Gun violence is an issue that came close to home after the Aurora shooting back in February. And with the latest shootings in El Paso, Texas and Dayton, Ohio it became even more of a timely topic to talk about.
That’s why the group of District 204 high school students wanted the public to learn about how gun violence can be prevented. About 200 people filled the room to voice their concerns to the panelists.
“The aim of this town hall today is not to focus on our policy or the Second Amendment or restricting the rights of those who bear arms,” said Rahul Aggarwal, founder and executive director of Our Safety. “But it’s that all these different groups, they have these different perspectives and maybe if we can bring that together and voice that to our policymakers, we could have a multi-faceted solution to keep this community, Naperville, safe.”
To begin to work on a solution, Representative Lauren Underwood, State Senator Laura Ellman, State Representative Stephanie Kifowit, Councilman Kevin Coyne, Will County Board Member Mimi Cowan, and Naperville Police Commander Bob Lee formed the panel.
“Be there, be available, and be face to face.
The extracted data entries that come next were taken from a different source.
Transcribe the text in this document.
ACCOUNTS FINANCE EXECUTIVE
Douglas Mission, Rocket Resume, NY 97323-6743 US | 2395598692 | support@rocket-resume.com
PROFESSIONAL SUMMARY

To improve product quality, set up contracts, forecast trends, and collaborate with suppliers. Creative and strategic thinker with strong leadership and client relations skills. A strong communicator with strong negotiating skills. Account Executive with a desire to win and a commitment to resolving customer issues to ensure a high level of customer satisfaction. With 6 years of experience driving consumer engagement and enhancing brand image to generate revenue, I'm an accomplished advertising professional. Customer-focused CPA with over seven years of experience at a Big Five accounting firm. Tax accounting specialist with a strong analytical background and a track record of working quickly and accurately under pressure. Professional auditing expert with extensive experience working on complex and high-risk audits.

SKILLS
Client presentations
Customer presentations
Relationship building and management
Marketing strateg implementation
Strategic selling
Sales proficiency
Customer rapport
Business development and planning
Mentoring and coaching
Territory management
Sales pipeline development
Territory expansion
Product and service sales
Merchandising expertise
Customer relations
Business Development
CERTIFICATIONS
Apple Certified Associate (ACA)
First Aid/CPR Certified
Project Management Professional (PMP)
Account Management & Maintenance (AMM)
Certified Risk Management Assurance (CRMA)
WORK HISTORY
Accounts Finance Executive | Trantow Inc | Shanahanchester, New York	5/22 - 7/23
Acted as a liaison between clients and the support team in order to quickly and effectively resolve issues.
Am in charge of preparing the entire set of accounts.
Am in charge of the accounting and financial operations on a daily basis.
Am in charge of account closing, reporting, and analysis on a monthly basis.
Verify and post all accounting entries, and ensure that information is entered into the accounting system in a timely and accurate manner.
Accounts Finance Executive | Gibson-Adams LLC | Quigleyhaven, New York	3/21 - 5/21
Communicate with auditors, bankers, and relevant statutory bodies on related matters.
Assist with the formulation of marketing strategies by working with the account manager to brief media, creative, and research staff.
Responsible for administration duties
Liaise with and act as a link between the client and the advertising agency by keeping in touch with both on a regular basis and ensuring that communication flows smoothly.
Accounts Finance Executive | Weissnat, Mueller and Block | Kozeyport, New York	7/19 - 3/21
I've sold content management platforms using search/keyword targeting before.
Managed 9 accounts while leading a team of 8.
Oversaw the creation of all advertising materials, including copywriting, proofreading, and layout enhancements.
I think that is one of the best ways to strike down and tamp down the fear and the anger that has driven so many of the people that are doing these mass shootings,” said Senator Ellman.
“This year, for the first time in decades through our appropriations process, which is how the federal level – we disperse funds to different programs. We have authorized $50 million to two programs at the federal level to study gun violence,” said Representative Underwood.
“We know that most gun owners are responsible and secure those guns because they don’t want their guns used to hurt someone. No one wants that. So, education on how to do that and how to properly secure guns would address a small part of this issue, but it is a broad and complicated issue,” said Cowan.
Listening to Both Sides
Some gun owners were in attendance as well to get their voices heard.
“I had fabulous conversations with the other side and I think they saw a rational man in me. Honesty must be honored. And that means both sides,” said attendee Tim Ball. “That’s the slogan that I hope my side carries through it. We are honest people that own guns and we need to be treated as such.”
Whether the solution is to take away guns or not, Councilman Coyne wants to understand why shootings are happening more frequently.
“What has happened in society that is leading kids to want to do this? I think that’s the tougher, maybe scarier question because these things did not start to happen until recent decades,” said Councilman Coyne.
Representative Kifowit believes starting with programs that support creating a healthy family environment will help foster productive kids.
“Things that we need to start looking at are parenting skills and trying to work on that family unit. Jobs, job security, education,” said Kifowit.
The student group, Our Safety, along with other local groups are working towards a brighter future.
“Seeing youth step up that aren’t in power yet, but in some point in the future will be is super empowering to me knowing that we are the future, we are the ones we’ve been waiting for,” said Peyton Arens, founder and director of March for Our Lives Naperville.
Naperville News 17’s Aysha Ashley Househ reports.